I think a few of the big differences or changes I have made in my life which have really helped are:
- A great support network: My family have always been supportive, so I consider myself truly blessed. Since my daughter started preschool, I met some great mums, who are really supportive and I can talk to about anything. It makes a huge difference having people near you, that are there for you. I used to feel very alone here in Sydney, but not anymore.
- Therapy: I go once a fortnight and it has helped a lot. We have just come to a rather crucial point for me and I think in the coming months I will be able to move past a key problem of mine and I am really excited about that.

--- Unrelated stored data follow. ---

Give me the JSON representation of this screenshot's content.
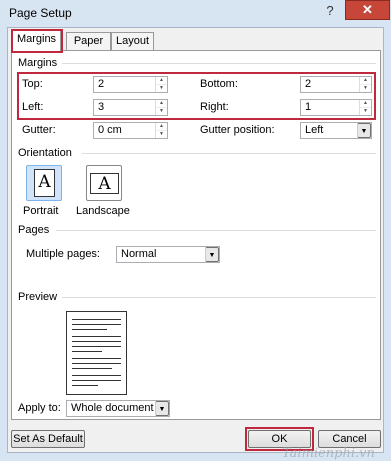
{
  "window": {
    "title": "Page Setup",
    "help_glyph": "?",
    "close_glyph": "✕"
  },
  "tabs": [
    {
      "label": "Margins",
      "active": true
    },
    {
      "label": "Paper",
      "active": false
    },
    {
      "label": "Layout",
      "active": false
    }
  ],
  "margins": {
    "section_label": "Margins",
    "top": {
      "label": "Top:",
      "value": "2"
    },
    "bottom": {
      "label": "Bottom:",
      "value": "2"
    },
    "left": {
      "label": "Left:",
      "value": "3"
    },
    "right": {
      "label": "Right:",
      "value": "1"
    },
    "gutter": {
      "label": "Gutter:",
      "value": "0 cm"
    },
    "gutter_position": {
      "label": "Gutter position:",
      "value": "Left"
    }
  },
  "orientation": {
    "section_label": "Orientation",
    "portrait_label": "Portrait",
    "landscape_label": "Landscape",
    "glyph": "A",
    "selected": "Portrait"
  },
  "pages": {
    "section_label": "Pages",
    "multiple_label": "Multiple pages:",
    "multiple_value": "Normal"
  },
  "preview": {
    "section_label": "Preview"
  },
  "apply": {
    "label": "Apply to:",
    "value": "Whole document"
  },
  "buttons": {
    "set_default": "Set As Default",
    "ok": "OK",
    "cancel": "Cancel"
  },
  "watermark": "Taimienphi.vn",
  "colors": {
    "highlight_red": "#c0283e",
    "close_red": "#c7463a",
    "frame_blue": "#d7e4f2"
  }
}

Therapy has helped me recognize when I am spiraling, change my thought patterns and to step back if I need to. I am so glad I found a psychologist I really click with, who is also Christian, so understands that side of things when it comes to my behavior as well. It makes a huge difference.
- Diet and exercise: I am much more conscious of what I eat. I know if I eat junk/chocolate/caffeine for the following days I will be messed up. Energy drinks are the worst thing I can possibly have and I have to really limit any chocolate intake. I make sure I get outside every day and exercise a bit at least. It helps me clear my head and the vitamin D from the sun is known to help with depression.
- Finding myself: I have spent a lot of my life doing what I thought others wanted me to do. Many would find that hard to believe, but there are people in my life whom I desperately wanted to approve of me. Maybe approve isn’t the right word. It’s hard to describe, but I needed them to be proud of me and my life decisions were based on what I thought they wanted. I have come to realize that is a bad way to live and have been changing my life accordingly. It has not been easy, but I have really been focusing on my life and what I want/who I want to be. This has included weight loss and taking better care of myself.
So my life is changing a lot. I no longer feel so much like a borderline and can’t even remember the last time I wanted to self harm or had a real “episode”. I am really happy with my progress this year and know that things will continue to get better, despite how bad some things are in my personal life right now.
So thank you everyone for all your support. Make sure you ask people “R U OK?”
Edit 1/3/2014: 1 month after this post was written, the “slap in the face” written about at the top got much worse. My now ex husband go violent, he stalked me, I had to flee and had an AVO put against him. There are on going issues even as we speak surrounding this. Once this happened and I left him, things went very bad with my now ex in laws. While the above post was accurate at the time, it is not a reflection of my current life.